As a film maker, he found creative ways to migrate the suffering of marginalized people and communities into national consciousness. One of his most recent ventures was to spearhead efforts to raise the city of Goleta to the status of a city, but only after working on and organizing many groups with the capacity to tackle multiple deficiencies in its boundaries before it could be considered sustainable. Everyone of Harlan’s callings reveals the workings of his own soul-scape that were reflected in his efforts to improve livability standards, a soul-work-in-depth. One of the many mantras Harlan has lived by is “finding ways” as a central path he spiraled back to repeatedly. When he hit a dead-end, he found a way.

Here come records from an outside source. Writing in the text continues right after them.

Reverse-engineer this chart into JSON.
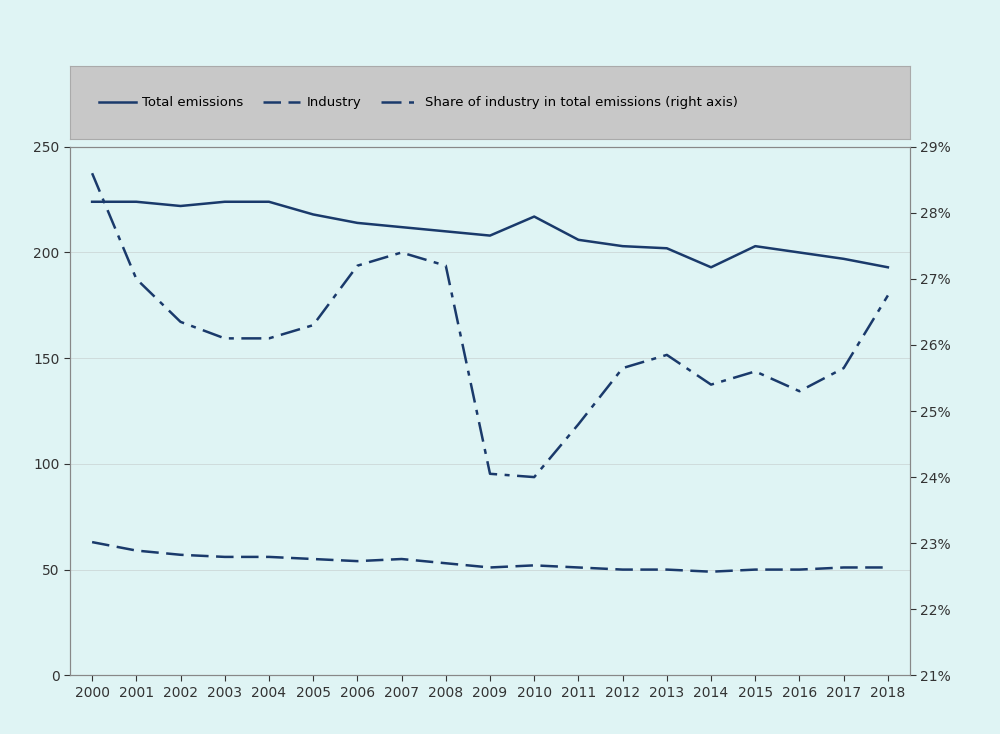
{
  "years": [
    2000,
    2001,
    2002,
    2003,
    2004,
    2005,
    2006,
    2007,
    2008,
    2009,
    2010,
    2011,
    2012,
    2013,
    2014,
    2015,
    2016,
    2017,
    2018
  ],
  "total_emissions": [
    224,
    224,
    222,
    224,
    224,
    218,
    214,
    212,
    210,
    208,
    217,
    206,
    203,
    202,
    193,
    203,
    200,
    197,
    193
  ],
  "industry": [
    63,
    59,
    57,
    56,
    56,
    55,
    54,
    55,
    53,
    51,
    52,
    51,
    50,
    50,
    49,
    50,
    50,
    51,
    51
  ],
  "share_pct": [
    28.6,
    27.0,
    26.35,
    26.1,
    26.1,
    26.3,
    27.2,
    27.4,
    27.2,
    24.05,
    24.0,
    24.8,
    25.65,
    25.85,
    25.4,
    25.6,
    25.3,
    25.65,
    26.75
  ],
  "line_color": "#1a3a6b",
  "plot_bg_color": "#dff4f4",
  "fig_bg_color": "#dff4f4",
  "legend_bg_color": "#c8c8c8",
  "legend_edge_color": "#aaaaaa",
  "ylim_left": [
    0,
    250
  ],
  "ylim_right": [
    21,
    29
  ],
  "yticks_left": [
    0,
    50,
    100,
    150,
    200,
    250
  ],
  "yticks_right": [
    21,
    22,
    23,
    24,
    25,
    26,
    27,
    28,
    29
  ],
  "legend_labels": [
    "Total emissions",
    "Industry",
    "Share of industry in total emissions (right axis)"
  ],
  "linewidth": 1.8,
  "tick_fontsize": 10,
  "legend_fontsize": 9.5
}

His memoir follows the deep grooves of so many written before his. Memoirs are mythic utterances wherein the author retraces their living vision revealed in the many particulars of a recollected plot. What surfaces is the creative genius of the person in accord with life’s circumstances that often appear as mysteries on the path of submission. These events appear to the memoirist as hungers or yearnings of the soul to be satisfied in living by a code of meaning and purpose; for Harlan it was centrally to make the lives of others more livable by transforming their daily circumstances into places of safety and equity—in short, social justice.

In such a template, a memoir like Harlan’s is a form of recreation. By that I mean a form of re-creation, wherein his creative muses nudged him from one series of life’s opportunities to another; he would eventually return home to work on Santa Barbara’s nearby relative, the city of Goleta, where my wife and I lived for 12 years and where we saw so many of these improvements Harlan organized and brought to fruition in that developing city.

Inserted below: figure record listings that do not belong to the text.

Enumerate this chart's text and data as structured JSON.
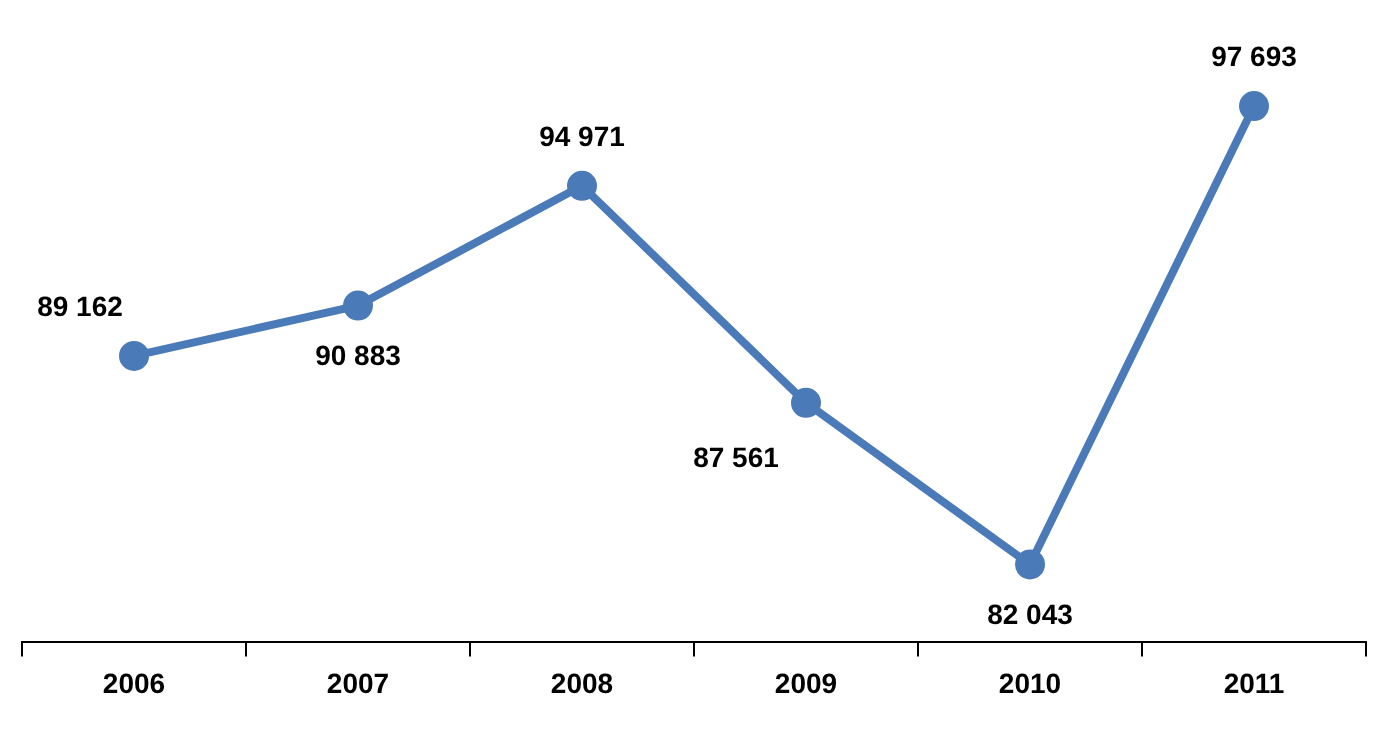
{
  "chart_data": {
    "type": "line",
    "categories": [
      "2006",
      "2007",
      "2008",
      "2009",
      "2010",
      "2011"
    ],
    "series": [
      {
        "color": "#4a7ab8",
        "values": [
          89162,
          90883,
          94971,
          87561,
          82043,
          97693
        ],
        "value_labels": [
          "89 162",
          "90 883",
          "94 971",
          "87 561",
          "82 043",
          "97 693"
        ]
      }
    ],
    "marker": "circle",
    "legend": false,
    "grid": false
  }
}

What he tracks so admirably in his series of recollections is the interior changes in himself as he organizes positive and humane changes in the lives of others. At times, he will insert one of his poems to give aesthetic voice to a dramatic moment on his journey. As I read it, I realized once again that our interior lives are often expressed in what we do in the external world that mirrors one’s interior landscape. I can hear him asking, along with “What is a Livable City?” another question: “What is a Livable Life?” His memoir italicizes that there is no real space, no gap, between these questions and their responses.

I found his writing eloquent, impassioned, poetic and revelatory as he unfolded his own myth that was churning below the plotline of his achievements. For me, the greatest triumph is the quality of life so well-lived, guided by the perennial motto: “Service Above Self.” Harlan gets it: the path to the Self is in fact the same path to Serving Others.